This is yet another accusation levelled against Islam – that its Shari’ah is barbaric. The word ‘barbaric’ was originally used by the Greeks for ‘foreigners’ to express the strange sound of their language. Later, this word was used to describe people who are ‘uncivilised, primitive, rough, uneducated, brutal, cruel, blood-thirsty and merciless’ as opposed to being ‘advanced, civilised, cultured, humane and compassionate.’
It is true to say that not a single synonym of ‘barbaric’ is applicable to the Islamic penal system.
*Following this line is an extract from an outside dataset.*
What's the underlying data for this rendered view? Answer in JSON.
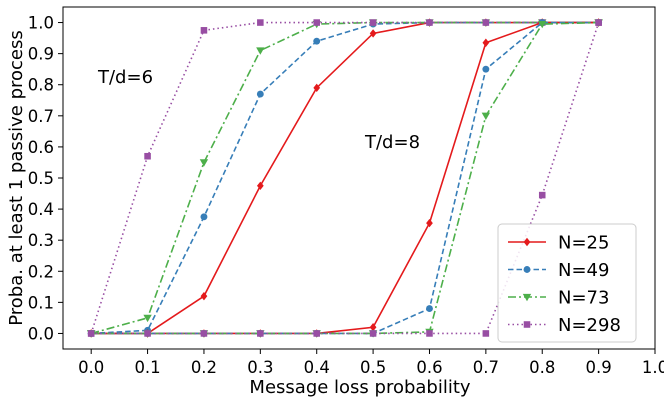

On the contrary, humane values lie at the heart of the criminal justice system in Islam and all the antonyms of barbaric are truly descriptive of the Shari’ah.
The object of punishment is not to relentlessly hunt down wrongdoers for retribution, but to see that peace, right and order are restored and this could be illustrated by the fact that the Islamic penal system almost wholly ‘‘lacks police, prisons and professional executioners.”
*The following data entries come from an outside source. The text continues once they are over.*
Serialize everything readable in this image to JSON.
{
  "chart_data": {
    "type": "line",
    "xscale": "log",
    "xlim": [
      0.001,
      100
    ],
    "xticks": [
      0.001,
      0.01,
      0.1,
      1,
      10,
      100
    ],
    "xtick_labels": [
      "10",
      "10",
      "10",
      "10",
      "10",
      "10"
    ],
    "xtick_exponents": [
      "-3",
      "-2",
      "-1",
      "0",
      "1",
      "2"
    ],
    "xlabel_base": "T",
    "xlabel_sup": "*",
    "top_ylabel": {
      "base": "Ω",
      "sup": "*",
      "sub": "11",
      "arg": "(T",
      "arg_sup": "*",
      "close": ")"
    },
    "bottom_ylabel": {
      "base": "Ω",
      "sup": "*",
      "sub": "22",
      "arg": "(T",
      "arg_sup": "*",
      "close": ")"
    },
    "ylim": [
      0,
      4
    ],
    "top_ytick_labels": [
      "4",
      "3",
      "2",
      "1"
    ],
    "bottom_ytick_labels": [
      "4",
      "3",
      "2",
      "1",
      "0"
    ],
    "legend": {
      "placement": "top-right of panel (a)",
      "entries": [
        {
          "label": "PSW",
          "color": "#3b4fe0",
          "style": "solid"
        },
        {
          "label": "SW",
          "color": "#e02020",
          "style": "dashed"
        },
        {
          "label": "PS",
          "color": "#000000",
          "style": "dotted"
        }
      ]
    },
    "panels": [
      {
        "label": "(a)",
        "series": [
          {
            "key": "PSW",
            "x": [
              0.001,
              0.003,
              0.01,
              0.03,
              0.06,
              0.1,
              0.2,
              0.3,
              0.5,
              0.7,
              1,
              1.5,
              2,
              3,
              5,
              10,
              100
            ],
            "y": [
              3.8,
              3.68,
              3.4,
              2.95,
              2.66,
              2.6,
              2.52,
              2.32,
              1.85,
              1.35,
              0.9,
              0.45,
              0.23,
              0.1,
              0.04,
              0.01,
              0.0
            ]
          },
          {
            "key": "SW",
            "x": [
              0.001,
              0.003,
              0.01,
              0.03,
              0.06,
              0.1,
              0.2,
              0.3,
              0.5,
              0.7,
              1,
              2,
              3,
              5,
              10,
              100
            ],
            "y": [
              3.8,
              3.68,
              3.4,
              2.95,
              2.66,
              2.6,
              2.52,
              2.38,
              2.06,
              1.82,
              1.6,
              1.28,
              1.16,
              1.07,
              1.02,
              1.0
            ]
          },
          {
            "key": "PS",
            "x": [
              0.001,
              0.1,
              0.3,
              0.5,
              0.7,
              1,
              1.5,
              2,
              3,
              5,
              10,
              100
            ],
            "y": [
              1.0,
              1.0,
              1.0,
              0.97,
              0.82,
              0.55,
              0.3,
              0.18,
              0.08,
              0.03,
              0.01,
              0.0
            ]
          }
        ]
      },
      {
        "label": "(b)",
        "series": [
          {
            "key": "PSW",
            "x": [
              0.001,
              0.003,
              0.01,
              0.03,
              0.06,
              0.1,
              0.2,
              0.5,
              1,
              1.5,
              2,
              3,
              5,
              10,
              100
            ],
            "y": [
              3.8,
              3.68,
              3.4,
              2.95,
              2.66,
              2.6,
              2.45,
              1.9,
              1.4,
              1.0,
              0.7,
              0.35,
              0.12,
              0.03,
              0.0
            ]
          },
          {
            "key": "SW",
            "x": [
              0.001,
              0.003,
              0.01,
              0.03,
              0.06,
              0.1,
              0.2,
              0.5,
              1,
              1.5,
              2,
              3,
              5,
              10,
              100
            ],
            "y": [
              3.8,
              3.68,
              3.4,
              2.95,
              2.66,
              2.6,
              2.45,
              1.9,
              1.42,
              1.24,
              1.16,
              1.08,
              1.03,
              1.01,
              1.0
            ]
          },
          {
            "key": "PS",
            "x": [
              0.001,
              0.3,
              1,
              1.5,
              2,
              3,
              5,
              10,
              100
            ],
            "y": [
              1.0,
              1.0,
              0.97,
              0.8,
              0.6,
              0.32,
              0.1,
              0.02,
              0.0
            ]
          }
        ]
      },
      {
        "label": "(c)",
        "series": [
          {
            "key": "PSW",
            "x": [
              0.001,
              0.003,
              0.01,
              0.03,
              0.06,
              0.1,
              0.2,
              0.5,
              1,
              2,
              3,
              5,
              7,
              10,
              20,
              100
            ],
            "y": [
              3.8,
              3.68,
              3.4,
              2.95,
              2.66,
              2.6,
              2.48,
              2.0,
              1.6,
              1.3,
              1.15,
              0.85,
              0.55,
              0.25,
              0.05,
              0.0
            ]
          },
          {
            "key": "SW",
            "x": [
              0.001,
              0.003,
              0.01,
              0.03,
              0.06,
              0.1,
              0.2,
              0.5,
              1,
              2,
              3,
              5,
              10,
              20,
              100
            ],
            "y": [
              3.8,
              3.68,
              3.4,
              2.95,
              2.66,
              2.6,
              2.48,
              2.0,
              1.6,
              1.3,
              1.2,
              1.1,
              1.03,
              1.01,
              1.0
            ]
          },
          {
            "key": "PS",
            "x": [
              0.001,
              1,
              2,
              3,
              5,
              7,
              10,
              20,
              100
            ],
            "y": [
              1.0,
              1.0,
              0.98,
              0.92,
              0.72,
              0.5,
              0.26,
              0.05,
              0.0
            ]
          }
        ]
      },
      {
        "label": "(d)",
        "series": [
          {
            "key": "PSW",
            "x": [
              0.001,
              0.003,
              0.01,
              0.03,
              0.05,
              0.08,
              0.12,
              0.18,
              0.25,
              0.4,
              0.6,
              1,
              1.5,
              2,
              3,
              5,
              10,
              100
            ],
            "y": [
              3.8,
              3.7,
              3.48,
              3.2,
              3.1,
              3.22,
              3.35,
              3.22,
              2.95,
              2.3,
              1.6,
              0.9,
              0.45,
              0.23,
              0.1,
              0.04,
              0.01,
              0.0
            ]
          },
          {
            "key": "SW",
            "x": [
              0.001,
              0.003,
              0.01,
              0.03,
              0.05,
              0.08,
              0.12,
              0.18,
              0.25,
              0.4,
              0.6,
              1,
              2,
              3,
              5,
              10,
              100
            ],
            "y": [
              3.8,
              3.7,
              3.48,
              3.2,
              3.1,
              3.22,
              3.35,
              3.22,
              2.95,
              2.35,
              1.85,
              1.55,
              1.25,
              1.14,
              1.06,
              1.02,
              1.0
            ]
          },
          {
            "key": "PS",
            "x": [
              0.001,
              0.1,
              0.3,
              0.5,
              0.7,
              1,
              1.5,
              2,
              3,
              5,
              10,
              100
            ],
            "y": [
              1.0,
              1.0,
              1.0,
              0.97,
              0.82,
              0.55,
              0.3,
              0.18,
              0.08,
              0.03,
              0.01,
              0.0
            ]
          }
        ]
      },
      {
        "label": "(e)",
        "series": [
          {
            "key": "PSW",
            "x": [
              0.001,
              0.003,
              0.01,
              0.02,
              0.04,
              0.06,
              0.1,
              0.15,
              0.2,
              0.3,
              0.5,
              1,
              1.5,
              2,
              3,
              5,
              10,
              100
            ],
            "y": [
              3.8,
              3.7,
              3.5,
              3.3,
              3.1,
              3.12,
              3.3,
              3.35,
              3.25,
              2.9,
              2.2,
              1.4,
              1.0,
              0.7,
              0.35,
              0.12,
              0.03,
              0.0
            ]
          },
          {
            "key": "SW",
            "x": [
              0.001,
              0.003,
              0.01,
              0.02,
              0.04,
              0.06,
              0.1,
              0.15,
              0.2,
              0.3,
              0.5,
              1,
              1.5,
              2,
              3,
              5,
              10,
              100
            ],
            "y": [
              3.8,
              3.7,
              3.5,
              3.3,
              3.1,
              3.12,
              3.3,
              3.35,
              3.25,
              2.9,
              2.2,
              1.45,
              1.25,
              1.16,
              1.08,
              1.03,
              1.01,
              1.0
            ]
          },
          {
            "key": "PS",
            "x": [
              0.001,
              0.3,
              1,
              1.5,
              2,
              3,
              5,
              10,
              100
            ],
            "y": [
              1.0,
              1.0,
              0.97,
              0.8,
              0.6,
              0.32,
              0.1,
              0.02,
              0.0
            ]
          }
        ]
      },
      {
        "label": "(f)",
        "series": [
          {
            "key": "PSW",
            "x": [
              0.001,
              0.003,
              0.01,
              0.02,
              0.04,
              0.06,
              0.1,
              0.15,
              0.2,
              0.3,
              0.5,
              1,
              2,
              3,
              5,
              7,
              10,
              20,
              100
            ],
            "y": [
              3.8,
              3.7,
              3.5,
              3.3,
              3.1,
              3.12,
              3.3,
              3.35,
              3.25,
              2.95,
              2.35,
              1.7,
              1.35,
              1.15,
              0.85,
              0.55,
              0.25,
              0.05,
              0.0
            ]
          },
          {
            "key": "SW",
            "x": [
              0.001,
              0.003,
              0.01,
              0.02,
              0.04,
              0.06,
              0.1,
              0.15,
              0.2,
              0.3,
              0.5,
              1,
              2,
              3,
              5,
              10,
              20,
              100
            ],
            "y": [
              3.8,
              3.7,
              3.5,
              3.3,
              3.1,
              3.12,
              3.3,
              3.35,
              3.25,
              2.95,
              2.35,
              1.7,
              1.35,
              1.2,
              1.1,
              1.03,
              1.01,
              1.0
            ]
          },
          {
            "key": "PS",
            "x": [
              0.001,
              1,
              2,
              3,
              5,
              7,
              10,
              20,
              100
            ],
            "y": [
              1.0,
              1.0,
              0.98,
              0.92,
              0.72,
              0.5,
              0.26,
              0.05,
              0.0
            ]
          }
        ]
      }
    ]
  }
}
The hudud may appear to be harsh in the eyes of those who have been swayed by false sentiments, but human experience shows that if a punishment was to act as ‘deterrent’, then it has to be severe and exemplary.
Life cannot be safe if the habitual criminals are left unfinished and it is better to be severe to one and save many than to be unnecessarily lenient and thereby destroy many and put the lives of millions of others at risk.
The deterrent punishments in Islam on the surface appears to be harsh, but it is only meant for “such incorrigible offenders who stand as real obstacles in the healthy growth of human society” and “in fact, it was a vital instrument in the dynamics of building a new social order” and it radically abolished and amended the pre-Islamic systems where inhumanity and vengeance was the order of the day.
Prisons in Western societies are miserably failing its people and apart from being living hell, prison destabilises people and often has “a destructive effect on the personality.”
Home Office statistics in Britain shows that longer sentences do not prevent reconviction and in fact 50 per cent males and 35 per cent females get convicted within two years after coming out of prison.
Thus, it is not true to say that prison is the more appropriate punishment for theft rather than the amputating of hand and if reducing the crime rate is the objective, then certainly the choice will be the Divine law – you compare the crime statistics of Saudi Arabia and America and judge which one is better.
Sentences may appear to be severe in Islam, ‘‘but still more strict and severe are the ‘procedures’ laid down to be observed before a man may be convicted” and Rasulullah Sallallahu ’alayhi wa sallam said: “Avoid the hudud as much as possible. Wherever there is even a mild chance, release him, for releasing by an error on the part of the judge is better than to punish anyone with error.” (At-Tirmizi and Ibn Majah)
Islam also teaches that “no bearer of a burden shall bear the burden of another” (Surah Al-Anam:164), it guarantees the accused immunity from ‘malicious prosecution’ due to strict rules of evidence, it strongly advocates the equality of all before the law and in the realm of qisas (equitable retribution) it teaches that “let him not exceed in the matter of taking life for he is aided.” (Surah Al-Isra:33)
Such is the humanity taught by Islam 1400 years ago!
We have dealt with the humane values that Islam stresses even at the time of sentencing. For example, in the case of flogging, several conditions and restrictions are imposed ranging from the type of stick to who inflicts the punishment to where it should hit!
In actual practice, “very few had punishments (had been) prescribed,” according to Rudolph Peters in The Islamisation of Criminal Law (1994, Germany).
Therefore, “Islam is a package deal which Muslims are bound to follow and if the progressive modern cultured societies can ‘tolerate’ mass killing indiscriminately with atomic bombs, then certainly they can tolerate the amputation of the hands, flogging or stoning to death for certain ‘heinous’ crimes i.e. sacrifice of a few individuals for the sake of the society as a whole,” so said Mohamed Wassel in The Islamic Law- Its Application as It was Revealed in the Quran and its Adaptability to Cultural Change.
Yet another criticism against Islamic law is that it is ‘outdated’.
Outdated means ‘old fashioned, obsolete and unfashionable’ and it is applicable to something which is ‘out of date’, and to raise this objection against Islamic law doesn’t make sense.
The Shari’ah is a living law today, as it was 1400 years ago, among the Muslim masses across the globe, though it may not be implemented in its totality.